Sultan V. Murad
Serasker (Savunma Bakanı) Hüseyin Avni Paşa, Sadrazam Rüştü Paşa, Askeri Şura Reisi Redif Paşa ve Mithat Paşa ve yardakçılarının kurduğu kumpas sonucu Sultan Abdülaziz tahttan indirilmişti. Bu soysuz ihtilalden Şehzade Murad Efendi’nin (V. Murad) de haberi vardı ama hala çok korkuyor ve olan olaylara inanamıyordu. Hayatından endişeliydi açıkçası akıl sağlığı pek de yerinde değildi. Hüseyin Avni Paşa bunu sezdi ve tabancasını çekip yeni padişaha uzatarak:
“Eğer hayatınız tehlikeye girerse bu tabanca ile evvela kulunuzu (kendisini kastediyor) öldürünüz.”
Her yer asker kaynıyor, atlar daha hızlı gitmesi için kırbaçlanıyordu. Askeri birlikler arasında vaktiyle Suriye’den getirilmiş, Türkçe bilmeyen, bu sebeple olup bitenleri fark edemeyenlerde vardı. Hüseyin Avni Paşa, bu birlikleri “Sultan Abdülaziz tehlikede, padişahı korumaya gidiyoruz.” Diye kandırmış, ihtilal için kullanmıştı. Bu birliklerden biri arabanın yolunu kesmişti. Askerler de arabanın içindekileri tanımadıkları için, Türkçe de bilmediklerinden süngüye davrandılar.
“Yasaktır geçemezsiniz!”
Yeni padişahın yüreği bir kez daha ağzına gelmişti. Oracıkta kalpten gidecekti neredeyse. Nihayet Arapça bilen biri arabadakileri tanıttı ve araba yoluna devam etti. Delice yağmur yağıyordu. Issız sokakları hızla geçen at arabası Dolmabahçe Camii’nin yanında bulunan rıhtımda durdu. Fakat yeni padişah V. Murad rıhtıma inmek istemiyordu çünkü hala öldürüleceğini düşünüyordu. Sonunda o kadar dil döktüler de orada bekleyen üç çifteli bir sandala binmeye razı ettiler. E haliyle Dolmabahçe açıklarında savaş gemileri demirlenmişti. Bunu gören V. Murad bu gemilerden birine bindirilip öldürüleceği fikrine tekrar kapıldı. Hüseyin Avni Paşa’nın az önce kendisine verdiği tabancanın kabzasını sıkı sıkıya tutuyordu.

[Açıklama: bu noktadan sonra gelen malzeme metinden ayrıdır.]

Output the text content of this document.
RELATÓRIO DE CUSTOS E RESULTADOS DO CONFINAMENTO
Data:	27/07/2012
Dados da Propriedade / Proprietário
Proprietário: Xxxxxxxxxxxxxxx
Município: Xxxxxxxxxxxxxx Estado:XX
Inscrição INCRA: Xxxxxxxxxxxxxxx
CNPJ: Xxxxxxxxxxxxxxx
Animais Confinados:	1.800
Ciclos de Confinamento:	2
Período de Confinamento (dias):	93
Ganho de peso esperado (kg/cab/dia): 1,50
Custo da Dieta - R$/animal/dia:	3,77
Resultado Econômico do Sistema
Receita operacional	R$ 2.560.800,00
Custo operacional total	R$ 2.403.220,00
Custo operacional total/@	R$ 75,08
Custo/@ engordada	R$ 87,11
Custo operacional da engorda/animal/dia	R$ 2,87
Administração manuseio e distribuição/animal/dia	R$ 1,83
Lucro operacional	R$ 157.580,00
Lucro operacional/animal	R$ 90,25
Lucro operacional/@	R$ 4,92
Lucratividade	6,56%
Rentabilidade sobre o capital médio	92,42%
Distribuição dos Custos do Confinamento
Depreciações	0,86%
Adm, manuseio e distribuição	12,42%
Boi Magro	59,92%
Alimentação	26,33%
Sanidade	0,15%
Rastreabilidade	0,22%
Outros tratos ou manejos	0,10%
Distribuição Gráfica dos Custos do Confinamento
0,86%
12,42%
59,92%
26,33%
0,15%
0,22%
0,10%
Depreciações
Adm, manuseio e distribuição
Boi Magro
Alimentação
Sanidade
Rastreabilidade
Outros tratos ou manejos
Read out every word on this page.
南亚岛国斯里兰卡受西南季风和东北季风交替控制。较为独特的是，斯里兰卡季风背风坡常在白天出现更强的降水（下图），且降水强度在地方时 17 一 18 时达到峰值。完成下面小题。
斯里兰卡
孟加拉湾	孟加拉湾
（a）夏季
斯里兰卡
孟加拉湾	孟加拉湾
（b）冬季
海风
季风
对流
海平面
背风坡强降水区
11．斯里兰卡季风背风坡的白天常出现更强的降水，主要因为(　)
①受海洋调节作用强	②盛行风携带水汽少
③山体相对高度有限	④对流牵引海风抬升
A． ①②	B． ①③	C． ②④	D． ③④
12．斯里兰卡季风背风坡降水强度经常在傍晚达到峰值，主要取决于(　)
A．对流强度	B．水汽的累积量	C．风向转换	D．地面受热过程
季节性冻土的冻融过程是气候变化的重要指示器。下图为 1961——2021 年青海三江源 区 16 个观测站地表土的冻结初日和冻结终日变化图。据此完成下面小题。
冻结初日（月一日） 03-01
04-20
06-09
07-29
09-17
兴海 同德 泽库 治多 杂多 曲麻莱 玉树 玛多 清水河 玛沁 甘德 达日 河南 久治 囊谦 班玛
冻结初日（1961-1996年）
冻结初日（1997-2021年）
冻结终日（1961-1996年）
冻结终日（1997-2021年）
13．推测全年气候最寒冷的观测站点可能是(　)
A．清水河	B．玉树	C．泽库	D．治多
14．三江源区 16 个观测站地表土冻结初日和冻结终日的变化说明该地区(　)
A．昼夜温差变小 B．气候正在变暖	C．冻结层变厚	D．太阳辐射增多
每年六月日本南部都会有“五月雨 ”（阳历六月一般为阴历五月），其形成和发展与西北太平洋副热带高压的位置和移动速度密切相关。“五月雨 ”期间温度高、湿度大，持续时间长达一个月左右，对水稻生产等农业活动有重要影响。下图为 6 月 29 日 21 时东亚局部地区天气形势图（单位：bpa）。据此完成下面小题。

“Zırhlılara yaklaşılmasın!” diye emrediyordu.
Daha sonra kayık Sirkeci Rıhtımı’na yanaştı. Rıhtımdan kiralanan bir arabayla Serasker kapısına yani Bayezid’de bugün üniversite olarak kullanılan büyük binaya getirildi. Diğer bir deyişle o günlerde ora Savunma Bakanlığı’nın merkeziydi. Yeni padişah çok kuruntuluydu ve bu yüzden de çok bitkindi. Hâlâ oturup olan bitene akıl erdiremiyor ve öldürüleceği düşüncesini bir türlü kafasından atamıyordu. Biat merasimine alelacele başlandı. Yabancı devlet sefirleri ve İstanbul’da oturan oturan Hristiyan ve Musevilerin dini liderleri de davet üzerine icabet etmişlerdi. Biat merasiminin yapıldığı oda artık kalabalıklaşmıştı. Sultan V. Murat yine ürktü.
“Yeter!” dedi “artık çekilmek istiyoruz.”
Oradan Dolmabahçe Sarayı’na götürdüler. Merasim orada son nihayet son buldu. Fakat o kadar aceleye getirildi ki, Topkapı Sarayı’nda ki ecdadının, büyük padişahların oturduğu o taht bile Dolmabahçe Sarayı’na getirilemedi ve Sultan V. Murad şanlı atalarının tahtına hiçbir zaman oturamadı. Gerek biattan önce, gerekse biattan sonraki aşırı korkusu ve ürkütücü davranışları bile delirme işaretleri olarak görüldü. Zaten doksan üç gün sonra tahttan indirildi.